“the what-I-wish-I-knew list about caring for my aging parents, medically and otherwise. [..]
- If you have the feeling that something may be an issue for your aging parents, it is almost definitely an issue. Do not put off something because it is likely to resolve itself; it will likely get worse, not better. As a pediatrician, I find myself frequently recommending to many of my patients and their parents to monitor their current condition and let me know if things change or get worse. This is in general the wrong approach for aging parents. It is better to deal with a manageable issue now rather than a big problem in the future.
- Make sure you know about all your parents’ financial accounts. [..] Simplify their life (and yours) by closing unnecessary accounts. We decided that my parents should have 1 credit card and 1 bank account, both of which I have access to on my cellphone. I check them almost every day.
- You (and they) may need emotional support from people you would not expect. If, several years ago, someone had asked me about the most important reasons to hire a financial planner, I would never have included emotional support as one of them. Now I would rank it near the top. Having someone who knew my parents before they started to decline is incredibly helpful as we make financial and other important decisions on their behalf. The fact that my parents trust their adviser so much is a tremendous help. The same is true for their realtor.
- Advocate for your parents in the best way you can, but do not expect everything to be cut and dried. Try to attend medical appointments with them whenever possible. Make a list of their medications with photographs of the pills included. Talk to the physician directly and make sure they know you are a medical professional. Do not expect clinicians to communicate effectively with each other.[..]

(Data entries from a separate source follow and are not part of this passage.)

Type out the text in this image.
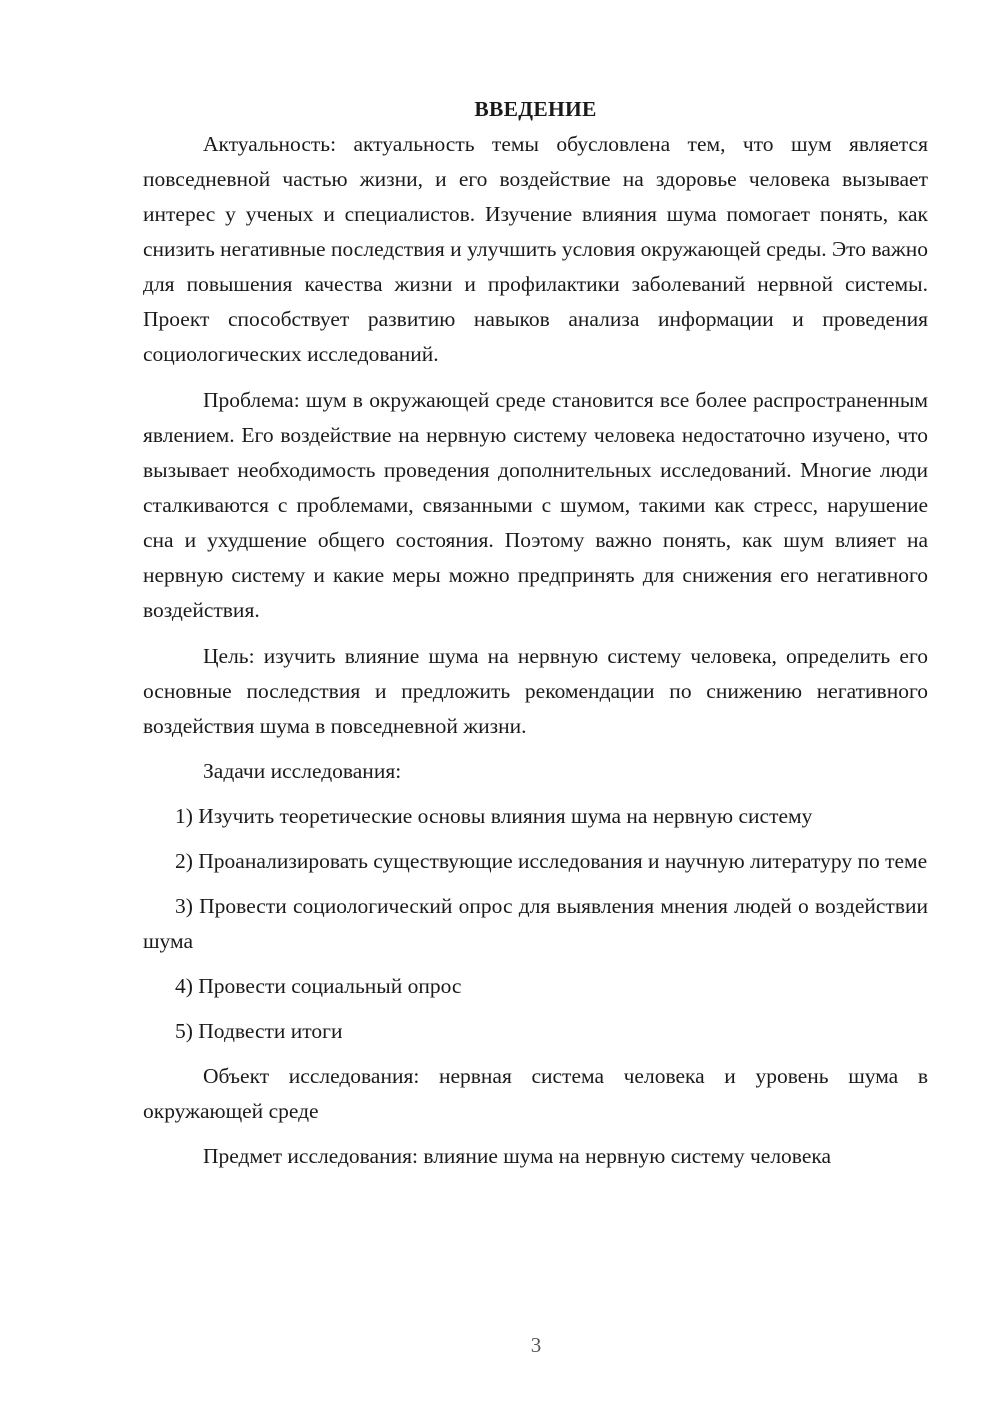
ВВЕДЕНИЕ

Актуальность: актуальность темы обусловлена тем, что шум является повседневной частью жизни, и его воздействие на здоровье человека вызывает интерес у ученых и специалистов. Изучение влияния шума помогает понять, как снизить негативные последствия и улучшить условия окружающей среды. Это важно для повышения качества жизни и профилактики заболеваний нервной системы. Проект способствует развитию навыков анализа информации и проведения социологических исследований.

Проблема: шум в окружающей среде становится все более распространенным явлением. Его воздействие на нервную систему человека недостаточно изучено, что вызывает необходимость проведения дополнительных исследований. Многие люди сталкиваются с проблемами, связанными с шумом, такими как стресс, нарушение сна и ухудшение общего состояния. Поэтому важно понять, как шум влияет на нервную систему и какие меры можно предпринять для снижения его негативного воздействия.

Цель: изучить влияние шума на нервную систему человека, определить его основные последствия и предложить рекомендации по снижению негативного воздействия шума в повседневной жизни.

Задачи исследования:

1) Изучить теоретические основы влияния шума на нервную систему

2) Проанализировать существующие исследования и научную литературу по теме

3) Провести социологический опрос для выявления мнения людей о воздействии шума

4) Провести социальный опрос

5) Подвести итоги

Объект исследования: нервная система человека и уровень шума в окружающей среде

Предмет исследования: влияние шума на нервную систему человека

3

- Use technology to help you (and them). Although my parents struggle with technology, that does not mean it cannot help them. I do not have any financial stake in any particular technology company, but there are several that we have found extremely useful. Medminder (www.medminder.com) is a company that offers smart pillboxes that reminds my father when to take his medications and alerts me via telephone, email, or text message if he has not yet taken the medication. Pillpack (www.pillpack.com) is a pharmacy service that packages the medications by day and time so that loading pillboxes is much easier. Tile (www.thetileapp.com) offers the ability to track multiple lost devices, such as cellphones and wallets. Gogograndparent (www.gogograndparent.com) allows senior citizens to use Lyft or Uber via a simple telephone call, rather than having to navigate the app. (I thank my cousin, a social worker, for that one.)
- Do not expect too much from the medical system. Physicians, even caring and dedicated ones, may be unwilling to have difficult or unpleasant conversations. Neither the ophthalmologist nor the primary care physician, both lovely people and good physicians, seemed willing to risk my mother’s irritation by telling her that she could not drive (although clearly this was unsafe).
- You must have the difficult conversations if the physicians will not. You may need to have difficult conversations with your parents, your siblings, your children, and others. Regarding medical professionals, if you can, consider having a conversation with your parents’ physician(s) before the visit, so they understand your perspective and are not surprised when you ask them about issues (such as driving) with a specific agenda.
- You may need to get them daily help. A supportive and trustworthy aide (or aides) can be a tremendous help. My parents now have aides daily; I can immediately tell by the tone of my mother’s voice when the aide has not arrived that day. Once you get a system established, everyone will be much more comfortable. Aides who drive can be a compromise for senior citizens who want to remain independent but cannot safely drive themselves.
- Do not forget to keep some perspective and occasionally laugh. These issues are harder on your parents than they are on you. Obviously, they did not choose to have dementia or Parkinson disease. They will need some time to mourn their losses: physical strength, independence, friendships, and living life on their terms.